C’est dans les années 1970 que se diffuse, aux États-Unis puis ailleurs, le principe de la mammographie systématique pour le dépistage du cancer du sein. En France, la pratique se développe de manière plus chaotique, moins centralisée, et n’est régulée au niveau national qu’avec le plan cancer de 2003, qui instaure un dépistage gratuit pour les femmes de plus de 50 ans.

Le dépistage systématique et massif par mammographie est critiqué par ceux qui estiment que le risque entraîné par l’irradiation régulière à des rayonnements est plus important que les bénéfices en matière de prévention. Cependant, hier comme aujourd’hui, l’opinion qui s’est imposée comme de loin la plus commune considère le dépistage mammographique comme quelque chose de toujours bénéfique, et même une conquête des femmes (aux États-Unis, les campagnes pour étendre le principe du dépistage gratuit aux femmes âgées de 40 à 50 ans sont parfois présentées comme des combats féministes). Ilana Löwy rappelle cependant les débats qui continuent d’entourer cette pratique dans le corps médical. Le dispositif est fondé sur l’idée commune selon laquelle plus une tumeur est détectée tôt, plus grandes sont les chances de survie. Cette idée reste contestée par une partie de la médecine, qui réfute le schème selon lequel le cancer serait une maladie d’abord localisée, qui s’étendrait ensuite au corps entier, préférant une vision du cancer comme une maladie systémique. Les mammographies permettent de détecter des tumeurs à des stades précoces de leur croissance, mais la taille de la tumeur n’est pas toujours corrélée à sa dangerosité.

En outre, le dépistage systématique conduit à faire entrer un certain nombre de femmes dans la catégorie des pré-malades sur la base d’observations « suspectes », alors qu’elles ne développeront pas de cancer ; confrontées à un « soupçon », elles ne savent plus alors si elles doivent se considérer malades ou saines. Elles resteront parfois très longtemps dans ces « limbes », appelées à se soumettre à une surveillance intensive, sans jamais pouvoir se rassurer sur le fait qu’elles sont bien portantes. Une étude montre ainsi qu’aux États-Unis, un tiers des femmes qui se soumettent à une mammographie annuelle pendant dix ans seront confrontées à un cliché « suspect », et 18 % d’entre elles se plieront à une biopsie par aiguille ou par chirurgie. La sociologue cite les études qui montrent qu’un corps humain sain est toujours porteur de tumeurs au statut difficilement identifiable, qui n’entraîneront pour la plupart aucun risque pour sa santé ; autrefois invisibles, elles deviennent de plus en plus souvent visibles avec le progrès de l’instrumentation, et suscitent des interventions médicales agressives au nom du principe de précaution.
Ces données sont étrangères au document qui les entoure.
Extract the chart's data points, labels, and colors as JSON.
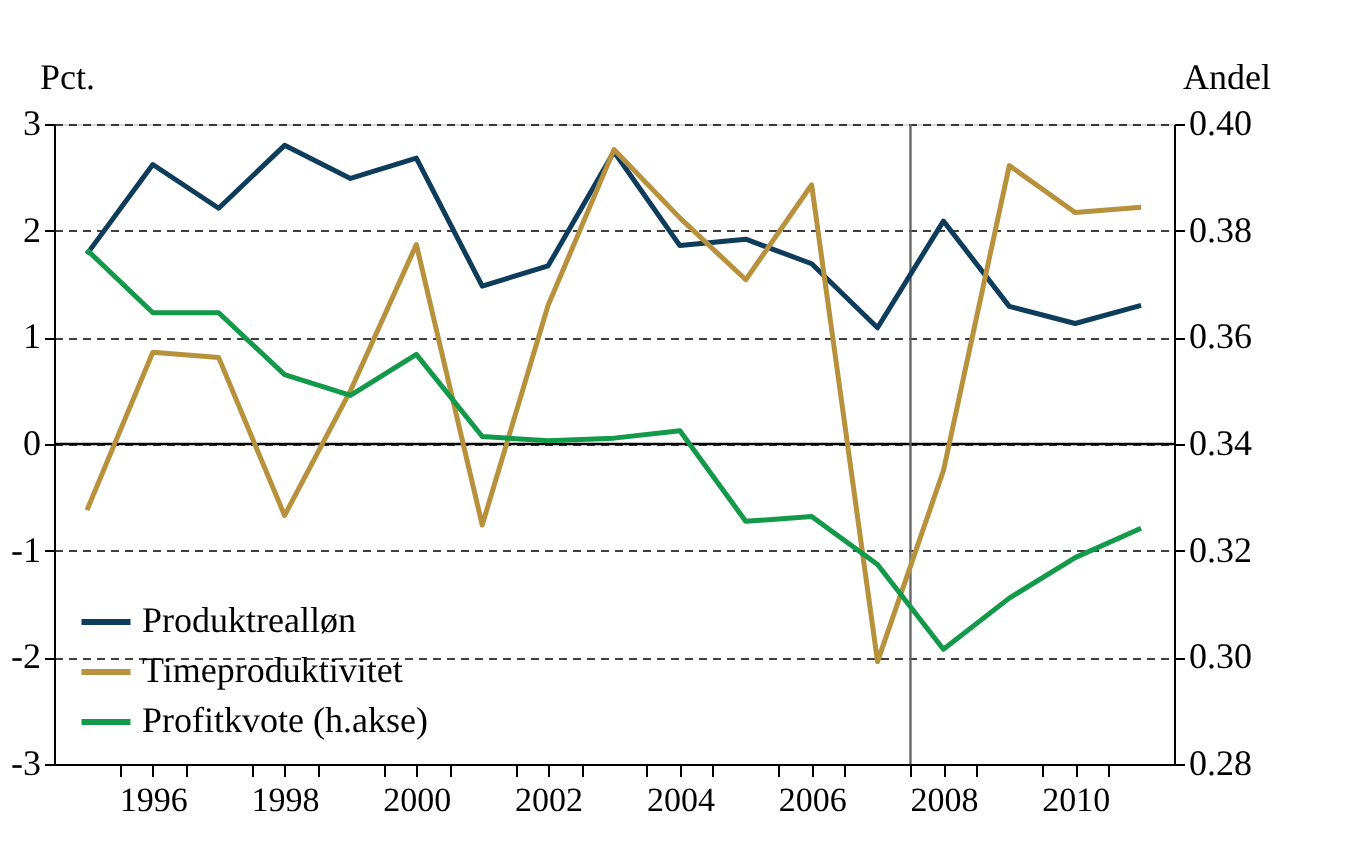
{
  "chart_data": {
    "type": "line",
    "ylabel": "Pct.",
    "y2label": "Andel",
    "x": [
      1995,
      1996,
      1997,
      1998,
      1999,
      2000,
      2001,
      2002,
      2003,
      2004,
      2005,
      2006,
      2007,
      2008,
      2009,
      2010,
      2011
    ],
    "series": [
      {
        "name": "Produktrealløn",
        "color": "#0e3d5c",
        "values": [
          1.78,
          2.62,
          2.21,
          2.8,
          2.49,
          2.68,
          1.48,
          1.67,
          2.74,
          1.86,
          1.92,
          1.69,
          1.09,
          2.09,
          1.29,
          1.13,
          1.3
        ]
      },
      {
        "name": "Timeproduktivitet",
        "color": "#b8913c",
        "values": [
          -0.62,
          0.86,
          0.81,
          -0.67,
          0.5,
          1.87,
          -0.76,
          1.3,
          2.76,
          2.12,
          1.54,
          2.43,
          -2.04,
          -0.25,
          2.61,
          2.17,
          2.22
        ]
      },
      {
        "name": "Profitkvote (h.akse)",
        "color": "#12994a",
        "axis": "y2",
        "values": [
          0.3764,
          0.3646,
          0.3646,
          0.353,
          0.3491,
          0.3568,
          0.3414,
          0.3406,
          0.3411,
          0.3425,
          0.3255,
          0.3264,
          0.3174,
          0.3015,
          0.3111,
          0.3187,
          0.3242
        ]
      }
    ],
    "xlim": [
      1994.5,
      2011.5
    ],
    "xticks": [
      {
        "value": 1995.5,
        "label": null
      },
      1996,
      {
        "value": 1996.5,
        "label": null
      },
      {
        "value": 1997.5,
        "label": null
      },
      1998,
      {
        "value": 1998.5,
        "label": null
      },
      {
        "value": 1999.5,
        "label": null
      },
      2000,
      {
        "value": 2000.5,
        "label": null
      },
      {
        "value": 2001.5,
        "label": null
      },
      2002,
      {
        "value": 2002.5,
        "label": null
      },
      {
        "value": 2003.5,
        "label": null
      },
      2004,
      {
        "value": 2004.5,
        "label": null
      },
      {
        "value": 2005.5,
        "label": null
      },
      2006,
      {
        "value": 2006.5,
        "label": null
      },
      {
        "value": 2007.5,
        "label": null
      },
      2008,
      {
        "value": 2008.5,
        "label": null
      },
      {
        "value": 2009.5,
        "label": null
      },
      2010,
      {
        "value": 2010.5,
        "label": null
      }
    ],
    "ylim": [
      -3,
      3
    ],
    "yticks": [
      -3,
      -2,
      -1,
      0,
      1,
      2,
      3
    ],
    "y2lim": [
      0.28,
      0.4
    ],
    "y2ticks": [
      {
        "value": 0.28,
        "label": "0.28"
      },
      {
        "value": 0.3,
        "label": "0.30"
      },
      {
        "value": 0.32,
        "label": "0.32"
      },
      {
        "value": 0.34,
        "label": "0.34"
      },
      {
        "value": 0.36,
        "label": "0.36"
      },
      {
        "value": 0.38,
        "label": "0.38"
      },
      {
        "value": 0.4,
        "label": "0.40"
      }
    ],
    "ref_lines": [
      {
        "axis": "y",
        "value": 0,
        "color": "#000000",
        "line_style": "solid"
      },
      {
        "axis": "x",
        "value": 2007.5,
        "color": "#666666",
        "line_style": "solid"
      }
    ],
    "grid": "y",
    "legend": "bottom left",
    "line_style": "solid"
  }
}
Le dépistage génère également une forte et régulière anxiété chez les femmes à qui l’on dit que tout est normal, mais qui doivent composer à chaque nouvel examen avec l’idée que le diagnostic puisse être négatif. Cette anxiété est peu prise en compte par les médecins – au contraire, Löwy évoque une « culture de la peur » entretenue par le corps médical et les autorités qui y voient un moyen de pousser un plus grand nombre de femmes à se faire dépister. Les « sujets de la société du risque » doivent avoir le « juste niveau de crainte de la maladie : pas trop grand, pour ne pas entraîner une attitude de déni ou d’évitement, mais assez élevé pour accepter l’avis des experts ».

Prédire

Ilana Löwy décrit l’évolution de la recherche sur les prédispositions au cancer du sein, qui s’est développée en parallèle de la pratique de dépistage de masse. Si le dépistage systématique est fondé sur l’idée que chaque femme est sujette au risque de cancer du sein, la recherche d’une prédisposition héréditaire suggère au contraire que certaines courent des risques bien plus élevés que les autres, et doivent donc être ciblées de manière prioritaire. Dès la fin du XIXe siècle, des médecins avaient constaté de manière empirique qu’il existait des familles où l’incidence du cancer du sein était plus élevée. Il faut attendre des enquêtes épidémiologiques dans les années 1940 la validation scientifique de la notion de prédisposition héréditaire.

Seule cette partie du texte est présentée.